Professor Perry Blackshear arrived in 1957 and Professor Edward Fletcher in 1959. Their strong expertise in thermodynamics and the chemistry of combustion identified new dimensions of research for the power and propulsion team. Professor Fletcher extended his interests to high-temperature solar thermal processes. His solar furnace graced the department's roof for the next 20 years. The arrival of Professor David Kittelson melded engine combustion research with environmental studies with his focus on the formation of pollutants by the combustion process. Today, Kittelson heads the Center for Filtration Research and is studying energy conversion and production and use of alternative fuels.
The 1960s saw the early stages of growth of biomedical engineering, founded at the University of Minnesota by Perry Blackshear and Kenneth Keller in chemical engineering. Professor Blackshear's research in blood cell fragility has gained wide recognition; his artificial organ contributions showed the surprising complement between alternative energy sources and biomedical engineering.
The strong engineering science base laid in the 1960s across the entire department accelerated the growth of graduate degrees which has sustained to the present. The Master of Science output grew by over 60% between the 1960s and the 1980s; the PhD degrees more than doubled in the same era.
During the era of Regents Professor Richard Goldstein's role as department head (1970-1990), the faculty grew to 47 in mechanical and industrial engineering.
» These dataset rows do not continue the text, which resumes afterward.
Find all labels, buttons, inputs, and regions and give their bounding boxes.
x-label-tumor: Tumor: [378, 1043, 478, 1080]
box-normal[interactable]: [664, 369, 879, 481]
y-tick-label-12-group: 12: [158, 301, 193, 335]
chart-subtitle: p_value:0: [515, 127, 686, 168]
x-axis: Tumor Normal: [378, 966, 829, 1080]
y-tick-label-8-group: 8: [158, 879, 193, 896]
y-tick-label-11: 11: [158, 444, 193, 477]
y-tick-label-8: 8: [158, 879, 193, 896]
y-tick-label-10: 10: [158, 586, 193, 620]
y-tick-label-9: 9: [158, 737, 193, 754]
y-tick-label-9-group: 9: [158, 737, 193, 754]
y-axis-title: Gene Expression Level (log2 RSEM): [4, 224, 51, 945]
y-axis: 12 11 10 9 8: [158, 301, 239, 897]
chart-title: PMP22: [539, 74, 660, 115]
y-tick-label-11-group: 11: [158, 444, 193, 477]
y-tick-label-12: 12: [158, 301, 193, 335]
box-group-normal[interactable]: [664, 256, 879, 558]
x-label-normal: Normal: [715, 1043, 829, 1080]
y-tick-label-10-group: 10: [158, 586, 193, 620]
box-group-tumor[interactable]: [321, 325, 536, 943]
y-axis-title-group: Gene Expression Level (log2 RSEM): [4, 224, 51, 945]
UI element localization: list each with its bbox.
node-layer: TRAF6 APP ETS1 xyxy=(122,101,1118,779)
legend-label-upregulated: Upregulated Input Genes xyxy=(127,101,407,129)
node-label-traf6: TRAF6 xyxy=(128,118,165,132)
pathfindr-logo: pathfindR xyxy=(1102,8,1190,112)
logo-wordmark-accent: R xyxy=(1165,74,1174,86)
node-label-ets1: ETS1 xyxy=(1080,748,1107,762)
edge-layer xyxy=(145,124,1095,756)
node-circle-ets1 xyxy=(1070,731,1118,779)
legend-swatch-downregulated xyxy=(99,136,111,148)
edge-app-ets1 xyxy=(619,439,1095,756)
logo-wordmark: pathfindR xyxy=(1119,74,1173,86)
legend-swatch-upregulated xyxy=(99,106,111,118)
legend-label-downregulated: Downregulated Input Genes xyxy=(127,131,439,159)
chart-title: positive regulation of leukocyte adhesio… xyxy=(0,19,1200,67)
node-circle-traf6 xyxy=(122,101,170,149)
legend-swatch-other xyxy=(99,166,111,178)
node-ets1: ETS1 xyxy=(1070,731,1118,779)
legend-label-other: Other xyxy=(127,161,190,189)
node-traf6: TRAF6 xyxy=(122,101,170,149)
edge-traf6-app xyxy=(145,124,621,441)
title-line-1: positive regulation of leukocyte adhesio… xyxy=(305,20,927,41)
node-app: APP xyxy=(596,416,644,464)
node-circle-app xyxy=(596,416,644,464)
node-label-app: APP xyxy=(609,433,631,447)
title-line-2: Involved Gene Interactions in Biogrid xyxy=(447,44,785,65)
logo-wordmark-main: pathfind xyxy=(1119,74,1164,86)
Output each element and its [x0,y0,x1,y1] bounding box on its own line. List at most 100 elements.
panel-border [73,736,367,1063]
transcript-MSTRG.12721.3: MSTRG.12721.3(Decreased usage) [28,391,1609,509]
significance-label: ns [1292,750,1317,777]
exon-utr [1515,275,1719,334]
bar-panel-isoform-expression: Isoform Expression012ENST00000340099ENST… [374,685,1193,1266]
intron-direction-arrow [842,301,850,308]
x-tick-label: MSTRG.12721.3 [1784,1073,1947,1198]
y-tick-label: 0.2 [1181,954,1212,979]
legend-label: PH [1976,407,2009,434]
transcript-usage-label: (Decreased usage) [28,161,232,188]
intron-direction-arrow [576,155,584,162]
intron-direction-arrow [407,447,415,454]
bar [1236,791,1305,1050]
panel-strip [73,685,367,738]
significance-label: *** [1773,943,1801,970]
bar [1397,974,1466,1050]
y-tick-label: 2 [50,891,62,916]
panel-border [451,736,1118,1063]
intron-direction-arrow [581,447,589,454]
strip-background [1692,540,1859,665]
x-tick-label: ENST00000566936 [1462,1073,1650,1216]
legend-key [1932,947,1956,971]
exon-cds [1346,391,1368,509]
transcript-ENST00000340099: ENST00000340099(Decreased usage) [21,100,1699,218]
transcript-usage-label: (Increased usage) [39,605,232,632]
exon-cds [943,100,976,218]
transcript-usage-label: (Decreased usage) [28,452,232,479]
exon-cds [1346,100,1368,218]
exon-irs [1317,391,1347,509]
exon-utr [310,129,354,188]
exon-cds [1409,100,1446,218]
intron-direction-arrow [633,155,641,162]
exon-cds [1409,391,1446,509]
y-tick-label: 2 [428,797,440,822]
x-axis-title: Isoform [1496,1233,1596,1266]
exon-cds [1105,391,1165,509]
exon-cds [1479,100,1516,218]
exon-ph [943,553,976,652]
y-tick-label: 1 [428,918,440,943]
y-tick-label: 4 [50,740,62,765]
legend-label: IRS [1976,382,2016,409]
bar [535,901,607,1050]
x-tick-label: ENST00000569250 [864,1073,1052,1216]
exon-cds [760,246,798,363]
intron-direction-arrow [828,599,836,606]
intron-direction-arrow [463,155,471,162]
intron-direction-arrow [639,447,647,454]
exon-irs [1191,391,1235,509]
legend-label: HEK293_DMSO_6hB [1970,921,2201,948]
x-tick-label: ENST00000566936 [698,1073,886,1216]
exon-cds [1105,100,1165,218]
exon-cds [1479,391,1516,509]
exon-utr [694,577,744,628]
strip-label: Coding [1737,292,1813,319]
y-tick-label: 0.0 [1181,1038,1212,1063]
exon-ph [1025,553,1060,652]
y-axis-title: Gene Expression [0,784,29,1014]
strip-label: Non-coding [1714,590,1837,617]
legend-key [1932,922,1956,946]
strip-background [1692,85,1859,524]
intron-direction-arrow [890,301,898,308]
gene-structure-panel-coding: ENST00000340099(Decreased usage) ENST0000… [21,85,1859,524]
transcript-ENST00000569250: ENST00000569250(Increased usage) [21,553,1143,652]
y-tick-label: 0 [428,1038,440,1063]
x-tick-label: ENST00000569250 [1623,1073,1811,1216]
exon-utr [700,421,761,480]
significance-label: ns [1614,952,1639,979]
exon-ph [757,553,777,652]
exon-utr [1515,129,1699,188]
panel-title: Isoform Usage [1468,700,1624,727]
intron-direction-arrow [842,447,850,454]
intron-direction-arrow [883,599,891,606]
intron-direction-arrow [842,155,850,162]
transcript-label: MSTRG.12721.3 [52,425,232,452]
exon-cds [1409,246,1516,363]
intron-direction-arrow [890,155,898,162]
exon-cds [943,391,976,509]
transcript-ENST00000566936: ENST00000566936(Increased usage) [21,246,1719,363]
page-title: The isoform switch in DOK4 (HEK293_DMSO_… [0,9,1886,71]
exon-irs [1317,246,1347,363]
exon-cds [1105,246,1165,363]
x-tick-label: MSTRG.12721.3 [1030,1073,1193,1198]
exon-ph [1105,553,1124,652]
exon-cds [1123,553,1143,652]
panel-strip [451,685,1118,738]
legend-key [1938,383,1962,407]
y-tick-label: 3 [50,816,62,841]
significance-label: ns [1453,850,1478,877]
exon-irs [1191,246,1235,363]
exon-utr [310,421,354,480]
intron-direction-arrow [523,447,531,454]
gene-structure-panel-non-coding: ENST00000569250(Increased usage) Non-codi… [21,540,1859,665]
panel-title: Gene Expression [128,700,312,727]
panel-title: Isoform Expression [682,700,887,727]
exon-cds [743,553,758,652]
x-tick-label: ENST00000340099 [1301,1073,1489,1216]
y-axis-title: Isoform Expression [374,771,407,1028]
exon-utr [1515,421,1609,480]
Selecting talented faculty has produced a thriving unit of research and education. The 1970s saw the rise of thermofluid modeling (Professors Avram Bar-Cohen, Charles Scott, Terence Simon, and Paul Strykowski.
The department also developed strengths in combustion including numerical and optical diagnostic techniques (Professors John Abraham and David Hofeldt); pollution, aerosol, and building energy studies (Professors Jane Davidson, Thomas Kuehn, Virgil Marple, Peter McMurry, David Pui, and James Ramsey); heat and mass transfer in biological systems at supra- and subphysiological temperatures (Professor John Bischof); intelligent machines, sensors, and controls (Professors Max Donath, Kim Stelson, and Rajesh Rajamani); computer graphics and database management (Professors Thomas Chase and Donald Riley); numerical prediction techniques in fluid and solid systems (Professors Suhas Patankar and Kumar Tamma); manufacturing automation and machining theory.
The 21st Century
Kim Stelson successfully led a multi-university effort for an NSF-funded Engineering Research Center for Compact and Efficient Fluid Power, headquartered in ME. Arthur Erdman initiated the annual Design of Medical Devices Conference in 2000, which brings medical device companies, engineers, doctors and students together to further the development of new technologies, and became the founding director of the Medical Devices Center.
Professor Uwe Kortshagen took over as head of department in 2008. Under his tenure, industrial and systems engineering was spun off, becoming an independent department in 2009. Kortshagen led a period of significant new hires and of the addition and renovation of facilities, including the construction of the new Thomas E. Murphy Engine Laboratory, which opened in 2014, and an almost $50 million renovation of the "Old ME" building.
ME Moves Forward
Under the direction of Professor Jane Davidson, the Solar Energy Laboratory has developed a wide range of solar technologies for fuel and chemical processes and for space and water heating and cooling. Professor Alison Hubel has done pioneering work on the preservation of molecules in challenging environments. In 2019, Professor Susan Mantell became ME's first female head of department, leading a significant departmental strategic planning initiative.